A system that declines fraudulent transactions before they happen can prevent these losses – and ensure that when merchants spend money in these areas, it’s for legitimate transactions. Signifyd customers, for example, rely on its Commerce Protection Platform to differentiate between fraudulent and legitimate orders through the use of big data and machine learning. Signifyd also makes retailers whole for approved orders that turn out to be fraudulent.
Fighting fraud also costs money:
- About $3.50 for manual review of transactions
- $12 to challenge the chargeback
To prevent fraud, merchants may have staff manually review transactions, at an estimated cost of 3.47% of the purchase price – or about $3.50 for a $100 shirt. This has a number of disadvantages: It requires hiring and training staff to do the work, and it can also make processing orders take longer. When legitimate customers encounter delays in processing because of these reviews, they may be more likely to cancel orders or not order from the merchant in the future. In addition, if manual reviews weren’t necessary, or were done less frequently, more staff time could be spent on projects that help build the business.
Challenging abusive chargebacks can help recover some lost revenue — but it also requires staff time and training.
All transactions include some costs — for customer acquisition and processing, for example. Fraudulent transactions lead to chargeback fees on top of that. And none of these can be recovered even if the purchase turns out not to be legitimate:
- $2.50 customer acquisition cost
- About $5.50 processing fees
- $15 chargeback fee
Finding a customer – even a fraudster – costs money for advertising: the customer acquisition cost.

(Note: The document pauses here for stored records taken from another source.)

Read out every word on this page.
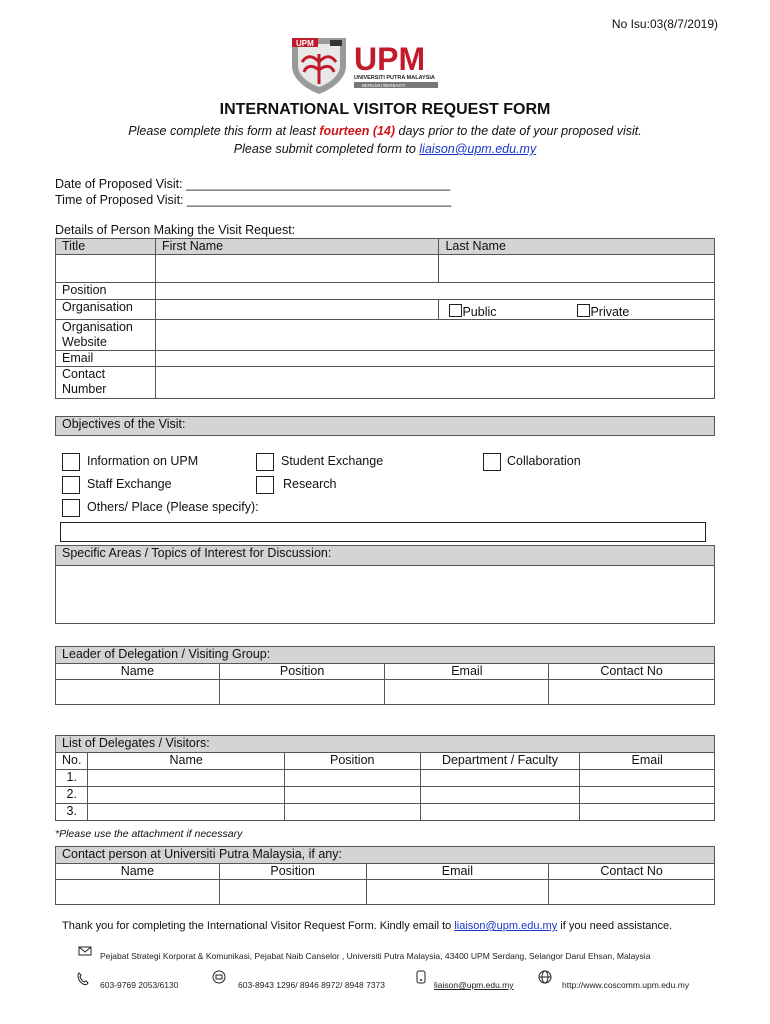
No Isu:03(8/7/2019)
UPM UPM
UNIVERSITI PUTRA MALAYSIA
BERILMU BERBAKTI
INTERNATIONAL VISITOR REQUEST FORM
Please complete this form at least fourteen (14) days prior to the date of your proposed visit.
Please submit completed form to liaison@upm.edu.my
Date of Proposed Visit: ______________________________________
Time of Proposed Visit: ______________________________________
Details of Person Making the Visit Request:
Title	First Name	Last Name

Position		
Organisation		Public Private

Organisation
Website		
Email		
Contact
Number		
Objectives of the Visit:
Information on UPM	Student Exchange	Collaboration
Staff Exchange	Research
Others/ Place (Please specify):
Specific Areas / Topics of Interest for Discussion:

Leader of Delegation / Visiting Group:			
Name	Position	Email	Contact No

List of Delegates / Visitors:				
No.	Name	Position	Department / Faculty	Email
1.				
2.				
3.				
*Please use the attachment if necessary
Contact person at Universiti Putra Malaysia, if any:			
Name	Position	Email	Contact No

Thank you for completing the International Visitor Request Form. Kindly email to liaison@upm.edu.my if you need assistance.
Pejabat Strategi Korporat & Komunikasi, Pejabat Naib Canselor , Universiti Putra Malaysia, 43400 UPM Serdang, Selangor Darul Ehsan, Malaysia
603-9769 2053/6130	603-8943 1296/ 8946 8972/ 8948 7373	liaison@upm.edu.my	http://www.coscomm.upm.edu.my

Each transaction generates processing fees, such as those paid to the ecommerce platform that handles the transaction, as well as the merchant discount fee paid to the bank when the transaction is initiated. These processing fees range, in total, from 2.5% to 6% of the purchase price – so from $2.50 to $6 for a $100 purchase.
And when the fraud is discovered and the owner of the credit card whose number was used refuses to pay, the card issuer not only takes back the payment – it collects a chargeback fee. Even if a chargeback is canceled or successfully disputed, the merchant still has to pay the chargeback fee.
The best defense against these unrecoverable charges: a system that can stop fraudulent transactions before they happen. This prevents chargeback fees and ensures that the other fees are going toward true sales. Signifyd’s Abuse Prevention, for instance, provides automated chargeback recovery services and extends its guarantee to chargebacks.
Fraud comes with other costs, too, which are difficult to quantify but important nonetheless.
The brand’s reputation may take a hit when a legitimate consumer is taken advantage of by a fraudster. The consumer – and others – may blame the merchant for the fraud. In fact, a Signifyd consumer survey found that more than half of consumers who’d experienced a fraudulent charge on their credit card thought less of the retailer involved because of the fraud. If the stolen goods are resold by unauthorized retailers, that can lead to additional reputational damage.
Once fraudsters see that a particular merchant is a good target, word may spread – leading to more fraud and more costs. There is even the potential, if merchants are seeing too many chargebacks, that payment processors and banks may refuse to process the retailer’s transactions.
Finally, the total cost of fraud includes the lost opportunity: Instead of paying for a fraudster to click through an ad and going through the effort and expense of sending the shirt off to someone who isn’t a real customer, the merchant could have spent that money on a true customer, helping to build a loyal customer base.